Cape Times

About time UCT’s privileged and pouty community got a good grip on reality

- Thomas Johnson Lansdowne

THE public is growing tired of UCT’s dirty laundry taking so much space in the papers. I’m referring to the latest in a long line: another op-ed piece from Xolela Mangcu about racism and Rhodes Must Fall white noise (Cape Times, July 17).

This privileged community – vacillatin­g vice-chancellor, argumentat­ive professors and protesting students – have the demeanour of a pouty child, and their politics are boring.

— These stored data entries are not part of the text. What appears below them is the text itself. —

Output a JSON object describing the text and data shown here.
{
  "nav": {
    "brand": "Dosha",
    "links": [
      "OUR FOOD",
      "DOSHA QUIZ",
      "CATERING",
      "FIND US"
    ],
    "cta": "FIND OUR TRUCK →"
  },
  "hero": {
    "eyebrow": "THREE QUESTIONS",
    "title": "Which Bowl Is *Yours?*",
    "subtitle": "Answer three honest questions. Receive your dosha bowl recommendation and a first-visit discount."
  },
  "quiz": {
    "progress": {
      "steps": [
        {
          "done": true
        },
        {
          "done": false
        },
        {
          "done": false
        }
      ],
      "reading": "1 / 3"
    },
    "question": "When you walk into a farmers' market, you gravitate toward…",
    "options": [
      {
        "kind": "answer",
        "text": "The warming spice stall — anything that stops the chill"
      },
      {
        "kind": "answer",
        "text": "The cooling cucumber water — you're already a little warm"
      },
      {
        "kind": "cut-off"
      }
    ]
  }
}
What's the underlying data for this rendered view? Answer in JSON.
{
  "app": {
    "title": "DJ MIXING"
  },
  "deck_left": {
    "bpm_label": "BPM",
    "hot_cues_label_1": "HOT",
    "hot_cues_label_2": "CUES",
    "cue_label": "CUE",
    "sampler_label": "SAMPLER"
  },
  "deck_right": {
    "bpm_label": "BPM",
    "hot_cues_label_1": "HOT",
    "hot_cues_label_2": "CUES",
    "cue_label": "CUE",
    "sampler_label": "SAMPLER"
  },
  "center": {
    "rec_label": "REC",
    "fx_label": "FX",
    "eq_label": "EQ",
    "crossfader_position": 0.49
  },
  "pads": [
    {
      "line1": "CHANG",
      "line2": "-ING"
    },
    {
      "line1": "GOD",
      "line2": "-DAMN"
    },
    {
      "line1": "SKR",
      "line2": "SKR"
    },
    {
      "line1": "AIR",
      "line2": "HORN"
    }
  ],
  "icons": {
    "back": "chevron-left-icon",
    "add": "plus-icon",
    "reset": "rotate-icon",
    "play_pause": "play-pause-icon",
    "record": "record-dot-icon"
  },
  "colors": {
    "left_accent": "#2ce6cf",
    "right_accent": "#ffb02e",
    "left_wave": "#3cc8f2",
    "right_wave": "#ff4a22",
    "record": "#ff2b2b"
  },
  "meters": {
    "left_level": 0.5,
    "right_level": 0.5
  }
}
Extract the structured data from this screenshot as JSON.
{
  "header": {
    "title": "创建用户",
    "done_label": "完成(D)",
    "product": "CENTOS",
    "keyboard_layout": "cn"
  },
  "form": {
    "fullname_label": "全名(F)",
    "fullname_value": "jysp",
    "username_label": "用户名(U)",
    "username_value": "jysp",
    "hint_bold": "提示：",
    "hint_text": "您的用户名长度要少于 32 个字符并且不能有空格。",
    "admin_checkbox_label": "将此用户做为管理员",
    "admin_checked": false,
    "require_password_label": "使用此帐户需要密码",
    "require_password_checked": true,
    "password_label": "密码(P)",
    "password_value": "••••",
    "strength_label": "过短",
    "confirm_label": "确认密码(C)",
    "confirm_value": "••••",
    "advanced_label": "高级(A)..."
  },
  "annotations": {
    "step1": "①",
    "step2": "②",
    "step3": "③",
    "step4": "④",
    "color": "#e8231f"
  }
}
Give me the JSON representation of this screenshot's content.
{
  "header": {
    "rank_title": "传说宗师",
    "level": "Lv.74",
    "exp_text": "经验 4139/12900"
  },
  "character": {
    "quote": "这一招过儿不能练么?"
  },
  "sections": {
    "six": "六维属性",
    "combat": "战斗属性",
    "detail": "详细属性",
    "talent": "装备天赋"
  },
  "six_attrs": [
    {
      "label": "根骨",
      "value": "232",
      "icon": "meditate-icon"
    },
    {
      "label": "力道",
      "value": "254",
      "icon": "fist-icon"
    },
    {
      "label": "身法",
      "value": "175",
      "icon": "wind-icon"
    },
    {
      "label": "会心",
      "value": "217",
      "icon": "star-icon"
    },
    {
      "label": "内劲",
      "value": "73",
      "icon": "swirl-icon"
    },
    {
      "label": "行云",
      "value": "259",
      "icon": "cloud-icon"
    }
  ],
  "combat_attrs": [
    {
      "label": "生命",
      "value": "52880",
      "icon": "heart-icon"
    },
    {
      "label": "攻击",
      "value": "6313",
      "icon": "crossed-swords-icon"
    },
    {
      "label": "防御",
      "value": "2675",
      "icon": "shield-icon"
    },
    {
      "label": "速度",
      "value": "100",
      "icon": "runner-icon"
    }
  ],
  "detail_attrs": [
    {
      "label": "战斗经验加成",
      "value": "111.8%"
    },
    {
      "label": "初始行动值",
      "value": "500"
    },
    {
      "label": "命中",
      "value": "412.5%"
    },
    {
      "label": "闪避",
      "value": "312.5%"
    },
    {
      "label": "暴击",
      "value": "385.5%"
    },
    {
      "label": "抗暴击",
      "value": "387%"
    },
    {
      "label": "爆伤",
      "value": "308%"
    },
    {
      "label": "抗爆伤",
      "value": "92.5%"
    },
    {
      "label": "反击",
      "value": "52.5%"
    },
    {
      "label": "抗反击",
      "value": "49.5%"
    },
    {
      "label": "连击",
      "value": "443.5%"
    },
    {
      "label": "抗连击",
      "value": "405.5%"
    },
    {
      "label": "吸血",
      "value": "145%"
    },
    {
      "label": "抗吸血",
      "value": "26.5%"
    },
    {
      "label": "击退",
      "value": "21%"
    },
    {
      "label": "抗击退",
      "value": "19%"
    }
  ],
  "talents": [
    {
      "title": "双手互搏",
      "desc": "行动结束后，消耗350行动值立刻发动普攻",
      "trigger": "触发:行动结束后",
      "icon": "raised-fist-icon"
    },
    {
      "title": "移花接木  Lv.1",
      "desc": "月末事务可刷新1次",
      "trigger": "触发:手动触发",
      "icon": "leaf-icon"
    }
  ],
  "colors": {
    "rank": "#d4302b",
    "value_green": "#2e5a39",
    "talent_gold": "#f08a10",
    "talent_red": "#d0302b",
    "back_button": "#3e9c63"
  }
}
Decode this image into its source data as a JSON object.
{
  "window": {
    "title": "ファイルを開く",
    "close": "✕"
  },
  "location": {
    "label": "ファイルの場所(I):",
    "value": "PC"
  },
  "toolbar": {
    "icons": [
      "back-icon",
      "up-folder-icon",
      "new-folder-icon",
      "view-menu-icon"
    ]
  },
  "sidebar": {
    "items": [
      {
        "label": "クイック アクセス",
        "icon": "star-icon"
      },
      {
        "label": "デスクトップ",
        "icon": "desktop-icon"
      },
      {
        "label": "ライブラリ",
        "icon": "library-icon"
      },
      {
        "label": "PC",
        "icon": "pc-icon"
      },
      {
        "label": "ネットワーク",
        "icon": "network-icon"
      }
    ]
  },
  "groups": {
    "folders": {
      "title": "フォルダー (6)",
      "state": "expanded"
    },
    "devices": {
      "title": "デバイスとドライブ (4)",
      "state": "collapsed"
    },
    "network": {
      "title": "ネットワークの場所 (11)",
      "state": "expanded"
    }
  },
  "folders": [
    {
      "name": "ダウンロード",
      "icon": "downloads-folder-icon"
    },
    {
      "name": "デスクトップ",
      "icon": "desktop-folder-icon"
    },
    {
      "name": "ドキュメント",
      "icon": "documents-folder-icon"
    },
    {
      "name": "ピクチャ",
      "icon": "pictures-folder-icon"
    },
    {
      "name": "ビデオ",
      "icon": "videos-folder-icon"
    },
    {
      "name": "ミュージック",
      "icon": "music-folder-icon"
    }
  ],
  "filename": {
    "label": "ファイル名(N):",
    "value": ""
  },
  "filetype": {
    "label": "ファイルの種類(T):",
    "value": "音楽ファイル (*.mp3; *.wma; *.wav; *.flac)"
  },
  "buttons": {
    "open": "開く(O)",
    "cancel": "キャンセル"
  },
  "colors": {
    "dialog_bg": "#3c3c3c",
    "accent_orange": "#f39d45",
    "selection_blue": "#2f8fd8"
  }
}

The truism is academic politics are vicious because so little is at stake. In what other job can you work 5 hours a week and spend the rest of the time doing as you please? A UCT associate professor told me he could do what he wanted and not be fired unless he seriously messed up. He declined a senior government job offer at a higher salary because of his comfy billet.

UCT is considered elite in South Africa and Africa, and to be a member of the community one is in the upper social and economic bracket. So Chumani Maxwele and his fellows, and Mangcu’s self-declared victimhood, do not impress me. It comes across more as self-pity. So Mangcu was allegedly mistaken for a delivery boy? Boo hoo.

What did he or his nemesis, fellow professor David Benatar, do for Mandela Day? Perhaps they should look on page 4 of the same issue of the Cape Times (“Sewage making life unbearable”) to discover what real deprivatio­n is.

As a UCT alumnus I was appalled by the immature and reckless manner they handled the Rhodes business. They deserve any lingering fall-out from that.

By the way, as a black student there in the 1980s and again 7 years ago, I did not experience racial prejudice or oppression from any staff or student.

I’m several notches below Mangcu on the economic and social scale but don’t have the huge racial chip he is carrying. Perhaps he and his carping fellows should go out and experience the real world.